T cell immunity in glioma and potential implications for immunotherapy: a systematic review.

Abstract

Background: T cell-based immunotherapies have had limited success in glioma thus far. Here, we evaluate the literature on abundance, spatial distribution and phenotypical characteristics of T cells in the tumor micro-environment (TME) of IDH-mutant and IDH-wildtype glioma, with the aim to understand how these measures relate to immunotherapy resistance and to aid the development of immunotherapies for glioma.

Methods: Medline, Embase, Web of Science Core Collection, Google Scholar and the Cochrane Central Register of Controlled Trials were systematically searched up to May 6th, 2025. Out of 4,303 articles screened, 85 studies examining T cell immunity in human glioma were selected. We collected information about tumor subtype, grade, methods, T cell abundance, spatial distribution, phenotypes and prognostic significance.

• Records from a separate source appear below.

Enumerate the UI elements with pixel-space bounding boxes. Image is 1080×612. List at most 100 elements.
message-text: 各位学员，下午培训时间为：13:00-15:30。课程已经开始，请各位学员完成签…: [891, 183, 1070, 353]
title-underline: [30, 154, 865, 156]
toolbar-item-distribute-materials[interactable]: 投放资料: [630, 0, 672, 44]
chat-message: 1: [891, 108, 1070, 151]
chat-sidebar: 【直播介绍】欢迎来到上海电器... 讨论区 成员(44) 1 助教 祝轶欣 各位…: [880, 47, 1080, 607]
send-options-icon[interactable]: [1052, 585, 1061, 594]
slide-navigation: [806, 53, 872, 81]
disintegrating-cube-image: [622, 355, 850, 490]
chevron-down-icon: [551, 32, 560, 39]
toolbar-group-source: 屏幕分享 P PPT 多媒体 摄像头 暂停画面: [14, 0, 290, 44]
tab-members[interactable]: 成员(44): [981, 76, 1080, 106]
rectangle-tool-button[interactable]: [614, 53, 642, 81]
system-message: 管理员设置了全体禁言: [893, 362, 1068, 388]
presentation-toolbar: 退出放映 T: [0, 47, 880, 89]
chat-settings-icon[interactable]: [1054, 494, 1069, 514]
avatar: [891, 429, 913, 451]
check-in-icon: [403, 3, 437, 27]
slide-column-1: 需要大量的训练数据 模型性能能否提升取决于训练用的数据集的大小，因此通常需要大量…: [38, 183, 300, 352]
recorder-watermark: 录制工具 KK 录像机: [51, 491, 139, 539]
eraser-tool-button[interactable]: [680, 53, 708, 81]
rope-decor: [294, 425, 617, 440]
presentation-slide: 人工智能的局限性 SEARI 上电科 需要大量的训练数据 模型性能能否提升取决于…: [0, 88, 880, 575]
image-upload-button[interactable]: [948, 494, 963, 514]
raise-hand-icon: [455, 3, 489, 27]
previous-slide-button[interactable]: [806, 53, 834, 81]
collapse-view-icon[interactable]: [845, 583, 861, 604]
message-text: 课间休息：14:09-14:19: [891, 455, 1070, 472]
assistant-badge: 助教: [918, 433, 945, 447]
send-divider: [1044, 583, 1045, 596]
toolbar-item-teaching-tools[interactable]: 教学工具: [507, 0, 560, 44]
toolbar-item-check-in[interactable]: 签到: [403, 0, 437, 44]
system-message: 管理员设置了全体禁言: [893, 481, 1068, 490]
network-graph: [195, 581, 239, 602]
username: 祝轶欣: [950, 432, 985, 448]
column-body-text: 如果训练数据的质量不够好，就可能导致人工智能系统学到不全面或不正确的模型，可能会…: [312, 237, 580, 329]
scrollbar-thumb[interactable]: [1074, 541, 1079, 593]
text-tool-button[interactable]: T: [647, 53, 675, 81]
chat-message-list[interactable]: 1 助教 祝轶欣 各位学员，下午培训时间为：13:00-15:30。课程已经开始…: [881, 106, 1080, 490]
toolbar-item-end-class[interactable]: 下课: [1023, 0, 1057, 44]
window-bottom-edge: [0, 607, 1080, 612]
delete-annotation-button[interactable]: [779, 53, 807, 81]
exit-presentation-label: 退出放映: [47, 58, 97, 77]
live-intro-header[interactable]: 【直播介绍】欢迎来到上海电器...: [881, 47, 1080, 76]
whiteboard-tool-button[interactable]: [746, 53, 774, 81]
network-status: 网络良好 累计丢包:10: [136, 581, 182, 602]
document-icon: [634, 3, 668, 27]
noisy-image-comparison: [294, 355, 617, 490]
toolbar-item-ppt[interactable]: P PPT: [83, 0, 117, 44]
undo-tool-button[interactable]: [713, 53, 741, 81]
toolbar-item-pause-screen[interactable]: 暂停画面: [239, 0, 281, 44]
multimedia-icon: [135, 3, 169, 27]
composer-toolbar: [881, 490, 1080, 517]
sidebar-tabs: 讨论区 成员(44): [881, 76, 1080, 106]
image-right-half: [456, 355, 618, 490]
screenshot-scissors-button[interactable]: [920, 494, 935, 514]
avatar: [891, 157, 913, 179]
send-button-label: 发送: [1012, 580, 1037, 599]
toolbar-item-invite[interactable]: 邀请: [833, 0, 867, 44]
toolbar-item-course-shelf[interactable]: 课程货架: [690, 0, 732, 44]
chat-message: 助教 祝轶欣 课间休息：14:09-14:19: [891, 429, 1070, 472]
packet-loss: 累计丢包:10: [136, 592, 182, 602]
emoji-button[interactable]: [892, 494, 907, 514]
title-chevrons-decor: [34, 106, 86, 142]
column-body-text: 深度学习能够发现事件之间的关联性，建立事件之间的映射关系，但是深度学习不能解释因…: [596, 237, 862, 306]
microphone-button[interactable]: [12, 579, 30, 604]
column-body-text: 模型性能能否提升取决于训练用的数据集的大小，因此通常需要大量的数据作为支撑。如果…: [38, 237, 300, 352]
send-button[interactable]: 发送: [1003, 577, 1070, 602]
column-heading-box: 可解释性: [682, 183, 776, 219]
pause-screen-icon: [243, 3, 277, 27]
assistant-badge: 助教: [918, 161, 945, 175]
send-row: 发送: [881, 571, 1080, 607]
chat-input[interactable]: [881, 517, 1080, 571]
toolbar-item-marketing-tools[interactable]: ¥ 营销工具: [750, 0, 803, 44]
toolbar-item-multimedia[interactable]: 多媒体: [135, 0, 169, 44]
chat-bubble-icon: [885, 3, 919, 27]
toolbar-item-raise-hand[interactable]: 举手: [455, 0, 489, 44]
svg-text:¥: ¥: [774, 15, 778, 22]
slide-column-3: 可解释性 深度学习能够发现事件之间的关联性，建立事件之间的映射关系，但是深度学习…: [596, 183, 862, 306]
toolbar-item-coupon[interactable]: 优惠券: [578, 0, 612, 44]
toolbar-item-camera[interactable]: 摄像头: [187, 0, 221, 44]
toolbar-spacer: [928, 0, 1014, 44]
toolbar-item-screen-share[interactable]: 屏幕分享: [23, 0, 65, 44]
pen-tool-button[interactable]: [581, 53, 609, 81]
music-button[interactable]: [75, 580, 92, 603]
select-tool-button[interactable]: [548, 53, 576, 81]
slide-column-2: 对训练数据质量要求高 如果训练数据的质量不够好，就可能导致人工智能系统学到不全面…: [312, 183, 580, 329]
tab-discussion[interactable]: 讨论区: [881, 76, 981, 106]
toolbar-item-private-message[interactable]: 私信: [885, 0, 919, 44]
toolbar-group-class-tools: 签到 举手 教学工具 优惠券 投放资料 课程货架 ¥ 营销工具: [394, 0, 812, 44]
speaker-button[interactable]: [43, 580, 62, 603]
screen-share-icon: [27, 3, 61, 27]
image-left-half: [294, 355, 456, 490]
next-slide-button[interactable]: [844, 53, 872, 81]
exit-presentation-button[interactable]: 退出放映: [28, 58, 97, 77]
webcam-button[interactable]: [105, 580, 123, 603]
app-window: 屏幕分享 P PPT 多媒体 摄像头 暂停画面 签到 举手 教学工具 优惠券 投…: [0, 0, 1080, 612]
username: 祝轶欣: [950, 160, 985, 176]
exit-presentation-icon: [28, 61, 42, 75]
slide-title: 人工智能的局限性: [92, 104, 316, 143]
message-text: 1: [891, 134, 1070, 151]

Results: T cells are present in the glioma TME, but at heterogeneous and generally low densities, especially in IDH-mutant glioma. T cell abundance increases with higher WHO grade and upon recurrence. T cells cluster around blood vessels, especially in IDH-mutant glioma. Glioma-infiltrating T cells largely display a late-differentiated phenotype (CD45RA-CCR7-C62L-), expressing markers that signify sustained antigen activation and exhaustion (PD-1, CTLA-4, TIM-3, LAG-3, CD39 and TIGIT). This phenotype coincides with decreased anti-tumor cytotoxicity and is spatially enriched in the myeloid-rich, hypoxic tumor core. Prognostic significance remains controversial.

Conclusions: T cells in glioma are scarce, generally fully differentiated and functionally inert. Understanding and reinvigorating the deficient T cell response will be essential for successful immunotherapies. Future research should incorporate functional and spatial immune profiling to optimize and personalize immunotherapeutic strategies for glioma patients.